Of course, for a city of 2.5 million people or so, in 2011 public transit should not be regarded as some sort of for-profit enterprise. Mayor Ford spearheaded the drive to have the TTC declared an essential service earlier this year but is treating it as anything but. In an already congested city, diminishing TTC service will inevitably put more cars on the road, only making a bad situation worse, socially and economically.
It comes as no surprise that this idea is lost on the mayor and a handful of his more ardent, antediluvian council supporters. But what’s up with TTC chair Karen Stintz? If she has any thoughts about running for higher office, how is overseeing rollbacks in TTC service going to help her cause? “Hi. I’m Karen Stintz. I’m running for mayor. You might remember me as the TTC chair who helped kneecap public transit in Toronto. Can I count on your support?”

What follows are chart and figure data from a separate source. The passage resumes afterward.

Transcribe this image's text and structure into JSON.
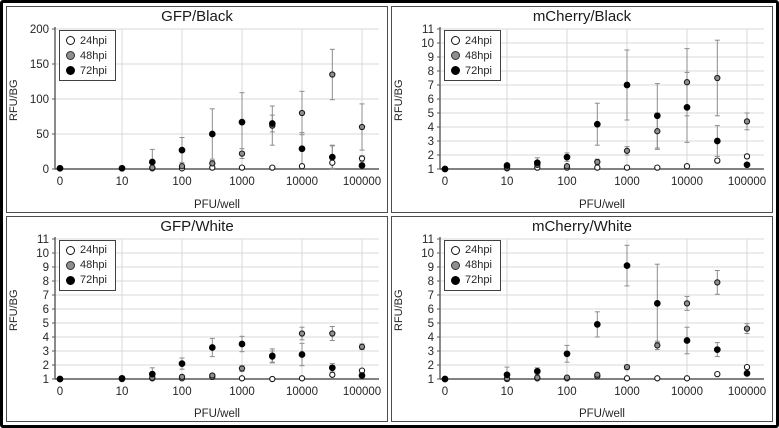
{
  "colors": {
    "grid": "#d9d9d9",
    "axis": "#595959",
    "error_bar": "#8c8c8c",
    "text": "#262626",
    "marker_open_fill": "#ffffff",
    "marker_gray_fill": "#8f8f8f",
    "marker_filled_fill": "#000000",
    "marker_stroke": "#1a1a1a"
  },
  "chart_data": [
    {
      "type": "scatter",
      "title": "GFP/Black",
      "xlabel": "PFU/well",
      "ylabel": "RFU/BG",
      "x_scale": "log-with-zero",
      "x": [
        0,
        10,
        32,
        100,
        320,
        1000,
        3200,
        10000,
        32000,
        100000
      ],
      "x_tick_values": [
        0,
        10,
        100,
        1000,
        10000,
        100000
      ],
      "x_tick_labels": [
        "0",
        "10",
        "100",
        "1000",
        "10000",
        "100000"
      ],
      "ylim": [
        0,
        200
      ],
      "yticks": [
        0,
        50,
        100,
        150,
        200
      ],
      "legend_position": "top-left",
      "series": [
        {
          "name": "24hpi",
          "marker": "open",
          "values": [
            1,
            1,
            1,
            1,
            2,
            2,
            2,
            4,
            9,
            15
          ],
          "err": [
            0,
            0,
            0,
            1,
            1,
            1,
            1,
            2,
            25,
            4
          ]
        },
        {
          "name": "48hpi",
          "marker": "gray",
          "values": [
            1,
            1,
            2,
            4,
            8,
            22,
            62,
            80,
            135,
            60
          ],
          "err": [
            0,
            0,
            1,
            2,
            4,
            7,
            28,
            31,
            36,
            33
          ]
        },
        {
          "name": "72hpi",
          "marker": "filled",
          "values": [
            1,
            1,
            10,
            27,
            50,
            67,
            65,
            29,
            17,
            5
          ],
          "err": [
            0,
            0,
            18,
            18,
            36,
            42,
            12,
            23,
            16,
            2
          ]
        }
      ]
    },
    {
      "type": "scatter",
      "title": "mCherry/Black",
      "xlabel": "PFU/well",
      "ylabel": "RFU/BG",
      "x_scale": "log-with-zero",
      "x": [
        0,
        10,
        32,
        100,
        320,
        1000,
        3200,
        10000,
        32000,
        100000
      ],
      "x_tick_values": [
        0,
        10,
        100,
        1000,
        10000,
        100000
      ],
      "x_tick_labels": [
        "0",
        "10",
        "100",
        "1000",
        "10000",
        "100000"
      ],
      "ylim": [
        1,
        11
      ],
      "yticks": [
        1,
        2,
        3,
        4,
        5,
        6,
        7,
        8,
        9,
        10,
        11
      ],
      "legend_position": "top-left",
      "series": [
        {
          "name": "24hpi",
          "marker": "open",
          "values": [
            1,
            1.05,
            1.1,
            1.1,
            1.1,
            1.1,
            1.1,
            1.2,
            1.6,
            1.9
          ],
          "err": [
            0,
            0,
            0.05,
            0.05,
            0.05,
            0.05,
            0.05,
            0.1,
            0.15,
            0.15
          ]
        },
        {
          "name": "48hpi",
          "marker": "gray",
          "values": [
            1,
            1.1,
            1.3,
            1.2,
            1.5,
            2.3,
            3.7,
            7.2,
            7.5,
            4.4
          ],
          "err": [
            0,
            0.05,
            0.2,
            0.1,
            0.2,
            0.3,
            1.3,
            2.4,
            2.7,
            0.6
          ]
        },
        {
          "name": "72hpi",
          "marker": "filled",
          "values": [
            1,
            1.25,
            1.45,
            1.85,
            4.2,
            7.0,
            4.8,
            5.4,
            3.0,
            1.3
          ],
          "err": [
            0,
            0.1,
            0.35,
            0.3,
            1.5,
            2.5,
            2.3,
            2.5,
            1.1,
            0.1
          ]
        }
      ]
    },
    {
      "type": "scatter",
      "title": "GFP/White",
      "xlabel": "PFU/well",
      "ylabel": "RFU/BG",
      "x_scale": "log-with-zero",
      "x": [
        0,
        10,
        32,
        100,
        320,
        1000,
        3200,
        10000,
        32000,
        100000
      ],
      "x_tick_values": [
        0,
        10,
        100,
        1000,
        10000,
        100000
      ],
      "x_tick_labels": [
        "0",
        "10",
        "100",
        "1000",
        "10000",
        "100000"
      ],
      "ylim": [
        1,
        11
      ],
      "yticks": [
        1,
        2,
        3,
        4,
        5,
        6,
        7,
        8,
        9,
        10,
        11
      ],
      "legend_position": "top-left",
      "series": [
        {
          "name": "24hpi",
          "marker": "open",
          "values": [
            1,
            1,
            1.05,
            1.05,
            1.15,
            1.05,
            1,
            1.05,
            1.3,
            1.6
          ],
          "err": [
            0,
            0,
            0,
            0,
            0.05,
            0.05,
            0,
            0.05,
            0.1,
            0.1
          ]
        },
        {
          "name": "48hpi",
          "marker": "gray",
          "values": [
            1,
            1,
            1.1,
            1.15,
            1.25,
            1.75,
            2.6,
            4.25,
            4.25,
            3.3
          ],
          "err": [
            0,
            0,
            0.05,
            0.05,
            0.1,
            0.2,
            0.4,
            0.45,
            0.5,
            0.2
          ]
        },
        {
          "name": "72hpi",
          "marker": "filled",
          "values": [
            1,
            1.05,
            1.35,
            2.1,
            3.25,
            3.5,
            2.65,
            2.75,
            1.8,
            1.25
          ],
          "err": [
            0,
            0.05,
            0.45,
            0.4,
            0.65,
            0.55,
            0.5,
            0.8,
            0.3,
            0.1
          ]
        }
      ]
    },
    {
      "type": "scatter",
      "title": "mCherry/White",
      "xlabel": "PFU/well",
      "ylabel": "RFU/BG",
      "x_scale": "log-with-zero",
      "x": [
        0,
        10,
        32,
        100,
        320,
        1000,
        3200,
        10000,
        32000,
        100000
      ],
      "x_tick_values": [
        0,
        10,
        100,
        1000,
        10000,
        100000
      ],
      "x_tick_labels": [
        "0",
        "10",
        "100",
        "1000",
        "10000",
        "100000"
      ],
      "ylim": [
        1,
        11
      ],
      "yticks": [
        1,
        2,
        3,
        4,
        5,
        6,
        7,
        8,
        9,
        10,
        11
      ],
      "legend_position": "top-left",
      "series": [
        {
          "name": "24hpi",
          "marker": "open",
          "values": [
            1,
            1,
            1.05,
            1.05,
            1.2,
            1.05,
            1.05,
            1.05,
            1.35,
            1.85
          ],
          "err": [
            0,
            0,
            0,
            0,
            0.05,
            0.05,
            0,
            0,
            0.1,
            0.1
          ]
        },
        {
          "name": "48hpi",
          "marker": "gray",
          "values": [
            1,
            1.05,
            1.1,
            1.1,
            1.3,
            1.85,
            3.4,
            6.4,
            7.9,
            4.6
          ],
          "err": [
            0,
            0.05,
            0.05,
            0.05,
            0.1,
            0.15,
            0.3,
            0.5,
            0.85,
            0.35
          ]
        },
        {
          "name": "72hpi",
          "marker": "filled",
          "values": [
            1,
            1.3,
            1.55,
            2.8,
            4.9,
            9.1,
            6.4,
            3.75,
            3.1,
            1.4
          ],
          "err": [
            0,
            0.55,
            0.25,
            0.6,
            0.9,
            1.45,
            2.8,
            0.95,
            0.5,
            0.15
          ]
        }
      ]
    }
  ]
}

Aside from Councillor Maria Augimeri, none of the other councillors sitting on the TTC board have spoken out against the cuts as far as I know. Perhaps we should ask them to clarify their positions.

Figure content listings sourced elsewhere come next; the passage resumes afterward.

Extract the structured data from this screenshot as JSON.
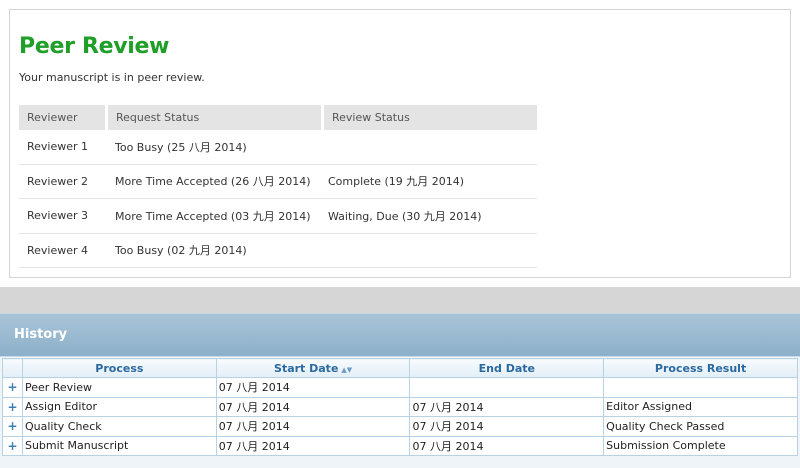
{
  "peer_review": {
    "title": "Peer Review",
    "subtitle": "Your manuscript is in peer review.",
    "columns": [
      "Reviewer",
      "Request Status",
      "Review Status"
    ],
    "rows": [
      {
        "reviewer": "Reviewer 1",
        "request_status": "Too Busy (25 八月 2014)",
        "review_status": ""
      },
      {
        "reviewer": "Reviewer 2",
        "request_status": "More Time Accepted (26 八月 2014)",
        "review_status": "Complete (19 九月 2014)"
      },
      {
        "reviewer": "Reviewer 3",
        "request_status": "More Time Accepted (03 九月 2014)",
        "review_status": "Waiting, Due (30 九月 2014)"
      },
      {
        "reviewer": "Reviewer 4",
        "request_status": "Too Busy (02 九月 2014)",
        "review_status": ""
      }
    ]
  },
  "history": {
    "title": "History",
    "columns": [
      "Process",
      "Start Date",
      "End Date",
      "Process Result"
    ],
    "sort_indicator": "▲▼",
    "expand_symbol": "+",
    "rows": [
      {
        "process": "Peer Review",
        "start": "07 八月 2014",
        "end": "",
        "result": ""
      },
      {
        "process": "Assign Editor",
        "start": "07 八月 2014",
        "end": "07 八月 2014",
        "result": "Editor Assigned"
      },
      {
        "process": "Quality Check",
        "start": "07 八月 2014",
        "end": "07 八月 2014",
        "result": "Quality Check Passed"
      },
      {
        "process": "Submit Manuscript",
        "start": "07 八月 2014",
        "end": "07 八月 2014",
        "result": "Submission Complete"
      }
    ]
  },
  "colors": {
    "title_green": "#1f9e28",
    "history_header": "#8cb0c9",
    "grid_header_text": "#2a6aa0"
  }
}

Peter Milczyn, TTC vice-chair, Ward 5.
Vincent Crisanti, Ward 1.
Frank Di Giorgio, Ward 12.
Norm Kelly, Ward 40.
Denzil Minnan-Wong, Ward 34.
Cesar Palacio, Ward 17.
John Parker, Ward 26.
When tossing around blame for these TTC cuts, it would be unfair not to mention the role of our provincial legislature in all of this. After 8 years in office, the Dalton McGuinty government has not made good on its promise to re-assume its obligation to pay half of the TTC’s annual operating budget. It never seemed like the right time, as they continued to deflect criticism by (rightly) pointing out big investment in other parts of transit, both in Toronto and the wider region. But it stood back and allowed the public transit system in its largest city to severely struggle and indulged the mayor in his phantasmagorical scheme to kill Transit City and try to build an ill-thought out subway in its place. Now hunkered down in austerity mode, there appears to be little help coming from our provincial overlords. So here’s a couple other names you might want to have a chat with.
Premier Dalton McGuinty.
Bob Chiarelli, Minster of Transport
Kathleen Wynne, Minister of Municipal Affairs.
Courtesy of Laurence Lui
But the ultimate responsibility falls on Mayor Ford and the council that continues to allow him to rampage over this city. We can sit and talk ourselves blue about partisanship, petty grievances, the urban-suburban divide and tit-fot-tat politics. These cuts to the TTC, however, should transcend all that. This is a serious setback to public transit in this city. Combined with all the other measures the mayor and council has pursued like tearing up bike lanes, burying the Eglinton LRT, they are making a grave situation much, much worse. A situation that’s not only going to affect citizens dependant on the TTC. Roads will fill up. Everyone’s commute times will increase. Toronto’s competitiveness will continue to come under threat from other jurisdictions that place a higher premium on public transit and liveability.
Cutting and slashing your way to prosperity is an illusion like all of the mayor’s other views on governance. We knew it last year but too many of us closed our eyes, crossed our fingers and hoped it wasn’t true. Time to wake up to the reality, admit our mistake and go about defending Toronto from anymore of Mayor Ford’s deluded impulses.